House of Representatives
In his opening prayer in the House this morning, Rev. Dr. Butler, the Chaplain, alluded to the visit of King Kalakaua, and thanked God for all He had gone through the Gospel, for the great government whose interests would be represented today in the person of the King.
The galleries of the House were densely crowded, and on motion of Mr. Platt, of Virginia, permission was granted for ladies outside to occupy places on the floor behind the members’ seats.
At fifteen minutes past 12 o’clock the Senate appeared, and were received by the members of the House standing. The Senators occupied seats to the right of the Speaker’s chair. Gen. Sherman occupied a seat on the floor also.

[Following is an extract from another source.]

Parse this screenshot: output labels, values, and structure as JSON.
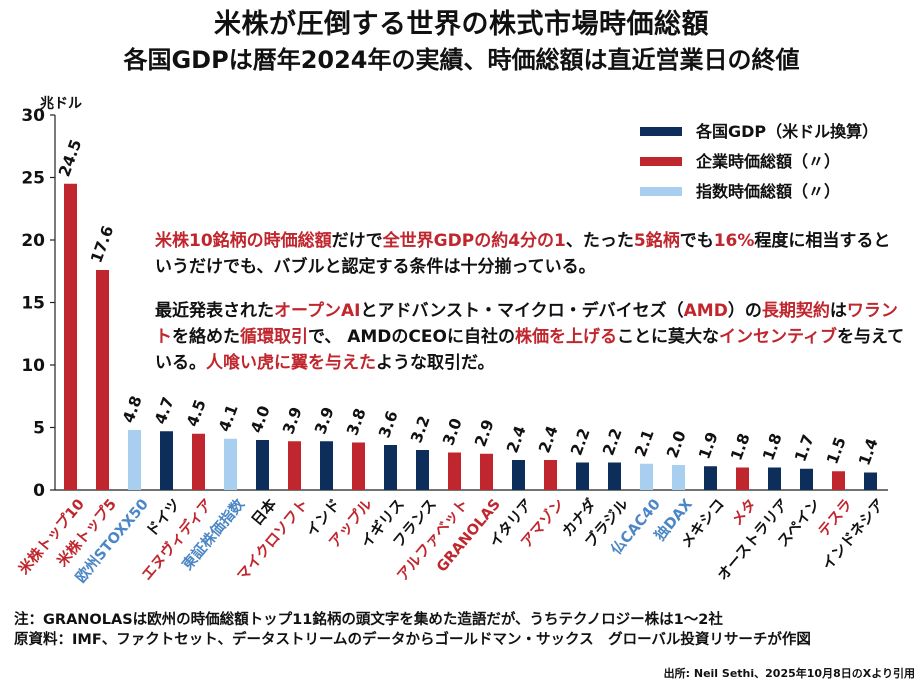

At 12:20 the King and his suite appeared, the King being escorted by Senator Cameron, chairman of the Senate Committee on Foreign Relations, and by Mr. Orth, chairman of the House Committee on Foreign Affairs. The other members of the King’s party were escorted by other members of the Committee of Arrangements. The party were all in citizens’ dress. When his Majesty had reached the area in front of the Speaker’s desk, Mr. Cameron introduced him as follows, the members standing:
“Mr. Speaker, I have the honor to present to you his Majesty the King of Hawaii.”
The Speaker, with Vice President Wilson standing on his right, then addressed the King as follows:
“On behalf of the American Congress I welcome you to these halls.
“The Senators from our States and the Representatives of our people unite in cordial congratulation s upon you auspicious journey, and in the expression of the gratification afforded by your presence in the Capitol of the nation as the nation’s guest.
“Your Majesty’s appearance amongst us is the first instance in which a reigning sovereign has set foot upon the soil of the Unites States, and it is a significant circumstance that the visit comes to us from the West and not from the East.
“Probably no single event could more strikingly typify the country’s progress in your Majesty’s country and in our own that the scene here and now transpiring.
“The rapid growth of the Republic its western coast has greatly enlarged our intercourse with your insular kingdom, and had led us all to a knowledge of your wisdom and beneficence as a ruler and your exalted virtues as a man.
“Our whole people cherish for your subjects the most friendly regard. They trust and believe that the relations of the two countries will always remain as peaceful as the great sea that rolls between us — uniting and not dividing.”
The King had a momentary conference with one of his attendants, Chancellor Allen, and then the latter expressed his regret that the King was so afflicted with a cold and hoarseness that he was unable to read his reply, and proceeded to read it for him as follows:
“Mr. Speaker—For your kind words of welcome I most cordially thank you.
“For this distinguished mark of confidence I tender to the Honorable Senate and House of Representatives my highest sentiments of regard. It is in accord with the very courteous and generous treatment which I have received from the Executive Department of the Government, and from all the people whom I have had the pleasure to meet since I landed on the shores of the Pacific.
“I appreciate the complimentary terms in which the Honorable Speaker has referred to me personally.
“For our success in government, and for our progress in a higher civilization, we are very much indebted to the Government and people of this great country.
“Your laws and your civilization have been in a great degree our model. I reciprocate most cordially the hope for the continuance and growth of friendly relations between the two countries.
“I am most happy, gentlemen, to meet you on this occasion.”
The Speaker then came down from the chair and was introduced personally to the King, and courtesies were interchanged. The Speaker then returned to his place, and the King retired as he had entered, followed by his suite and the members of the Senate.
The U.S. Capitol Commemorative Silver Dollar Coin shows with an image of the hall of the House of Representatives, circa mid-19th century.